Nanofitins® have demonstrated a very high protease resistance and can thus survive in gastric fluids, which enables development of orally formulated Nanofitins® for therapeutics applications. They can also be formulated in a large spectrum of buffers and be concentrated up to 300 mg/mL to reach very high doses in a small volume, making them compatible with nebulization and pulmonary delivery. The combination of these features make Nanofitins® highly druggable compounds.
Particularly fitted for combination
N-/C- termini are not involved in the binding site. Thus, Nanofitins® can be:
- Assembled in multimers for enhanced avidity or for multi-specificity (up to 5 Nanofitins®as one multivalent compound with retained individual affinity). In every instance, the binding property of each single Nanofitin® is not affected.
- Conjugated to other moieties (small molecules, proteins, antibodies, radionuclides, nucleic acids, T-cells…) by genetic fusion or click chemistry
- Easily tethered to a support for detection and capture (regioselective conjugation through insertion of one single Cysteine in the sequence)

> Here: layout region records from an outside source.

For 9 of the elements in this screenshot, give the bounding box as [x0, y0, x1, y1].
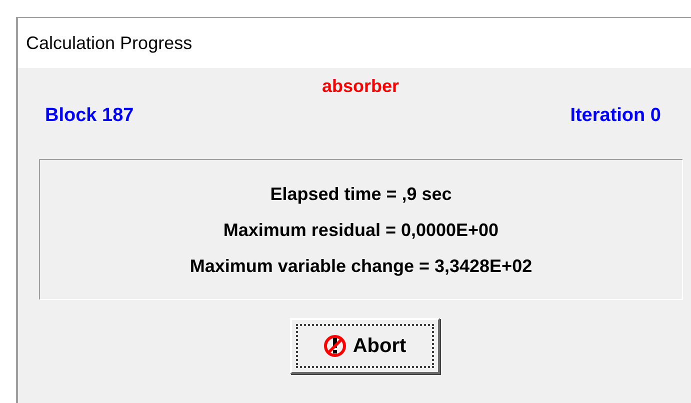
stat-line: Maximum variable change = 3,3428E+02	[190, 256, 532, 277]
block-name: absorber	[322, 76, 400, 97]
block-number: Block 187	[45, 105, 134, 127]
stat-line: Maximum residual = 0,0000E+00	[223, 220, 499, 241]
abort-button[interactable]: Abort	[290, 318, 440, 374]
stop-icon	[322, 334, 347, 358]
stat-line: Elapsed time = ,9 sec	[270, 184, 452, 205]
iteration-count: Iteration 0	[570, 105, 661, 127]
window-title: Calculation Progress	[26, 32, 192, 54]
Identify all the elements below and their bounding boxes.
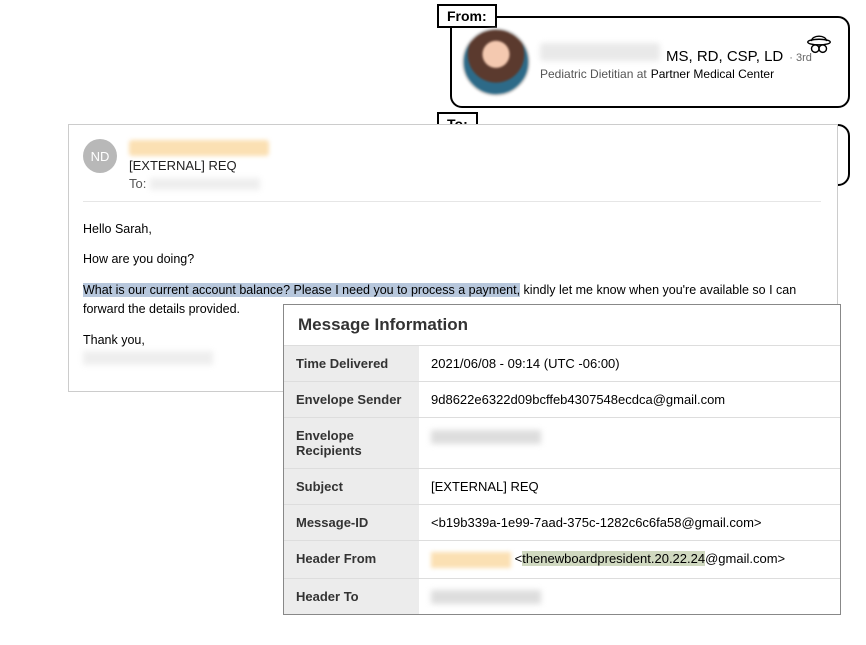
hdrfrom-post: @gmail.com> (705, 551, 785, 566)
cell-label: Message-ID (284, 505, 419, 541)
message-info-title: Message Information (284, 305, 840, 345)
sender-name-redacted (540, 43, 660, 61)
job-prefix: Pediatric Dietitian at (540, 67, 647, 81)
cell-value: 2021/06/08 - 09:14 (UTC -06:00) (419, 346, 840, 382)
hdrfrom-pre: < (511, 551, 522, 566)
from-text-block: MS, RD, CSP, LD · 3rd Pediatric Dietitia… (540, 43, 834, 81)
cell-value: 9d8622e6322d09bcffeb4307548ecdca@gmail.c… (419, 382, 840, 418)
from-card: From: MS, RD, CSP, LD · 3rd Pediatric Di… (450, 16, 850, 108)
spy-icon (804, 28, 834, 58)
recipient-redacted (431, 430, 541, 444)
cell-value: <thenewboardpresident.20.22.24@gmail.com… (419, 541, 840, 579)
cell-label: Subject (284, 469, 419, 505)
email-highlighted: What is our current account balance? Ple… (83, 283, 520, 297)
cell-value (419, 418, 840, 469)
cell-value: [EXTERNAL] REQ (419, 469, 840, 505)
cell-label: Header From (284, 541, 419, 579)
email-to-redacted (150, 178, 260, 190)
signature-redacted (83, 351, 213, 365)
header-to-redacted (431, 590, 541, 604)
sender-name-redacted-2 (129, 140, 269, 156)
email-to-prefix: To: (129, 176, 146, 191)
divider (83, 201, 821, 202)
cell-value (419, 578, 840, 614)
cell-label: Envelope Recipients (284, 418, 419, 469)
table-row: Subject [EXTERNAL] REQ (284, 469, 840, 505)
email-greeting: Hello Sarah, (83, 220, 821, 239)
org-name: Partner Medical Center (651, 67, 774, 81)
email-header: ND [EXTERNAL] REQ To: (83, 139, 821, 191)
table-row: Header From <thenewboardpresident.20.22.… (284, 541, 840, 579)
cell-label: Header To (284, 578, 419, 614)
cell-value: <b19b339a-1e99-7aad-375c-1282c6c6fa58@gm… (419, 505, 840, 541)
table-row: Header To (284, 578, 840, 614)
sender-initials-avatar: ND (83, 139, 117, 173)
email-subject: [EXTERNAL] REQ (129, 158, 269, 173)
hdrfrom-highlight: thenewboardpresident.20.22.24 (522, 551, 705, 566)
header-from-name-redacted (431, 552, 511, 568)
email-line2: How are you doing? (83, 250, 821, 269)
message-info-table: Time Delivered 2021/06/08 - 09:14 (UTC -… (284, 345, 840, 614)
table-row: Time Delivered 2021/06/08 - 09:14 (UTC -… (284, 346, 840, 382)
from-label: From: (437, 4, 497, 28)
message-info-panel: Message Information Time Delivered 2021/… (283, 304, 841, 615)
sender-avatar (462, 28, 530, 96)
cell-label: Envelope Sender (284, 382, 419, 418)
table-row: Envelope Sender 9d8622e6322d09bcffeb4307… (284, 382, 840, 418)
table-row: Message-ID <b19b339a-1e99-7aad-375c-1282… (284, 505, 840, 541)
sender-credentials: MS, RD, CSP, LD (666, 48, 783, 65)
cell-label: Time Delivered (284, 346, 419, 382)
table-row: Envelope Recipients (284, 418, 840, 469)
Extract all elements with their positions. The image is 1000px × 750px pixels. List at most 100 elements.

Progressing toward clinical phases with a de-risked protein scaffold
Through the different pre-clinical stage programs currently developed by Affilogic, itself or with partners, the safety profile of the Nanofitins® has been found acceptable in regulatory-compliant toxicology analyses: no genotoxicity or cardiotoxicity, no mortality or clinical signs at a very high dose of 200 mg/kg, low immunogenicity of the Nanofitin® scaffold in a T-cell prediction model from 50 different donors and after rodent vaccination. As regards biodistribution, Nanofitins® injected systemically do not aggregate in kidneys and have a rapid bladder clearance, due to their short plasmatic half-life wich can be extended by fusion with another Nanofitin®.